Health IT built for foreign markets generally doesn't translate well to the U.S.
A widely heard criticism of many American electronic health records (EHR) systems in the U.S. is that they're designed not primarily to enable clinicians to provide the best patient care, but to help providers produce the documentation they need to get paid. That's just the nature of our inefficient, fee-for-service system.
Similarly, most of the Western world switched to ICD-10 coding years ago, but the U.S. won't be there until at least October 2013—and CMS has indicated that it might push back that deadline. One reason: the American version of ICD-10 is more complex because it includes billing as well as diagnostic codes.
Plus, we have things such as HIPAA privacy and security standards and EHR certification for the "meaningful use" incentive program. Other countries don't.
But mobile health IT is different. Like pharmaceutical, medical equipment and devices technology industries, m-health and telemedicine appear to be pretty much the same worldwide (even if regulations do differ from country to country).
I'm in Denmark this week for Europe's eHealth Week and, at least in part, the World of Health IT conference put on by the U.S.-based Healthcare Information and Management Systems Society (HIMSS) in Copenhagen. But Monday I was part of a side trip to the southern city of Odense, where a regional development center is promoting innovation in "welfare tech," technology for health and social services. (In this sense, "welfare" doesn't have the same negative connotation it can carry in the states.)
The organizers set up a "living lab" in a healthcare innovation center, where, among other things, visitors could view a mock-up of a senior apartment filled with personal monitoring and safety technologies to allow for independent living, including touch-screen communication stations. The screen prompts may have been in Danish, but the concept looked awfully familiar.
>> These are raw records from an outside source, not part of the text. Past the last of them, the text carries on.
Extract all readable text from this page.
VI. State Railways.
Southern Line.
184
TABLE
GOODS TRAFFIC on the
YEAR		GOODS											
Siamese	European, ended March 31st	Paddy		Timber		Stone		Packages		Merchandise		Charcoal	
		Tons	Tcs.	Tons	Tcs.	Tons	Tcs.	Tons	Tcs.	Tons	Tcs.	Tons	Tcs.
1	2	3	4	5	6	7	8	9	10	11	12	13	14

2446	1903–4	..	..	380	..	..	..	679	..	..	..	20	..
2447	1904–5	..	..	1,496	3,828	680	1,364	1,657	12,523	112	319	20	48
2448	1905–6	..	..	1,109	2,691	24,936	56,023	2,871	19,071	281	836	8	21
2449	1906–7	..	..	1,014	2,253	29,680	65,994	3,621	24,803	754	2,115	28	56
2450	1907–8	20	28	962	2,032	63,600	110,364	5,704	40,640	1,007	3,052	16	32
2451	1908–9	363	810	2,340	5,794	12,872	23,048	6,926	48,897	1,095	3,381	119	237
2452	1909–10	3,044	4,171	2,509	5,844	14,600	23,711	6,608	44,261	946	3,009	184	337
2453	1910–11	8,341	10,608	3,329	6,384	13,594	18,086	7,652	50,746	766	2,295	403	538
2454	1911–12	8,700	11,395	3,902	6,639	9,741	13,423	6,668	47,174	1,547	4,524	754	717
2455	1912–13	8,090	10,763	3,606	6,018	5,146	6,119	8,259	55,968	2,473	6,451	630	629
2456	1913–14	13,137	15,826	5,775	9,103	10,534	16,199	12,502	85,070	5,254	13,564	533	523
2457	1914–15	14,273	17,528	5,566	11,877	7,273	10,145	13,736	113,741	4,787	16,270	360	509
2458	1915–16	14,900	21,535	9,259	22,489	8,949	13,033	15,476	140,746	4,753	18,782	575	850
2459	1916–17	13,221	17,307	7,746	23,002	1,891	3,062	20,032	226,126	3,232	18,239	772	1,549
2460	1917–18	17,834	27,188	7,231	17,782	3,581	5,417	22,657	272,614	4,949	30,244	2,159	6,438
Similarly, I got a demo of new smartphone and tablet apps (Android first, believe it or not) from U.K.-based consulting and software firm Logica that collect data from wireless home health devices such as pulse oximeters and spirometers to help manage chronic diseases. You know, stuff MobiHealthNews writes about all the time, technology that I could bring home and use right now, regardless of whether it has FDA 510(k) clearance or not.
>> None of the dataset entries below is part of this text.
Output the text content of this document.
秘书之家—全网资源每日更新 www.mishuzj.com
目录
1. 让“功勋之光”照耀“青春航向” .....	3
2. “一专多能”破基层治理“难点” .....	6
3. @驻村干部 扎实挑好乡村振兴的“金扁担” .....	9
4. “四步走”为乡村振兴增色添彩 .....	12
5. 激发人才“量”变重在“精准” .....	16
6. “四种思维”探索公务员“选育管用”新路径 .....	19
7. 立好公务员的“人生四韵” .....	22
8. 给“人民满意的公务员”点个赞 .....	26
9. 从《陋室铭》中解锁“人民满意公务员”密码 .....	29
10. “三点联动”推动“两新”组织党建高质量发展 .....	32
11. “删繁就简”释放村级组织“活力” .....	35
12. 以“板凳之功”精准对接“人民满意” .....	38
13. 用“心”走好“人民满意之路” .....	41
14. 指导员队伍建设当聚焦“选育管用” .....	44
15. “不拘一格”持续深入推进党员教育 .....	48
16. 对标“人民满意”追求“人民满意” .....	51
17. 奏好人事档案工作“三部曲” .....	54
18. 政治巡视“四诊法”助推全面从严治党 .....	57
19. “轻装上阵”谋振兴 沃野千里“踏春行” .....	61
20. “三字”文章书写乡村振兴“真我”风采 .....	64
Another featured company, this one a home-grown company from Odense called e-Mergency, has an interesting idea: give smartphone-based prompts for people with dementia to remind them when it's time to take their meds, get dressed, eat or perform any one of a number of tasks that such patients can't remember. The app, set to be released in the Danish market within a couple of weeks, includes pictures and instructions to help people hold onto to some of their independence even as they lose cognitive function.
The company admitted to me that the technology hasn't really been tested, so I don't know at what point people with dementia will lose the ability to operate a smartphone, but if the concept works, there's a global market for this product. When was the last time someone said that about an EHR or hospital management system?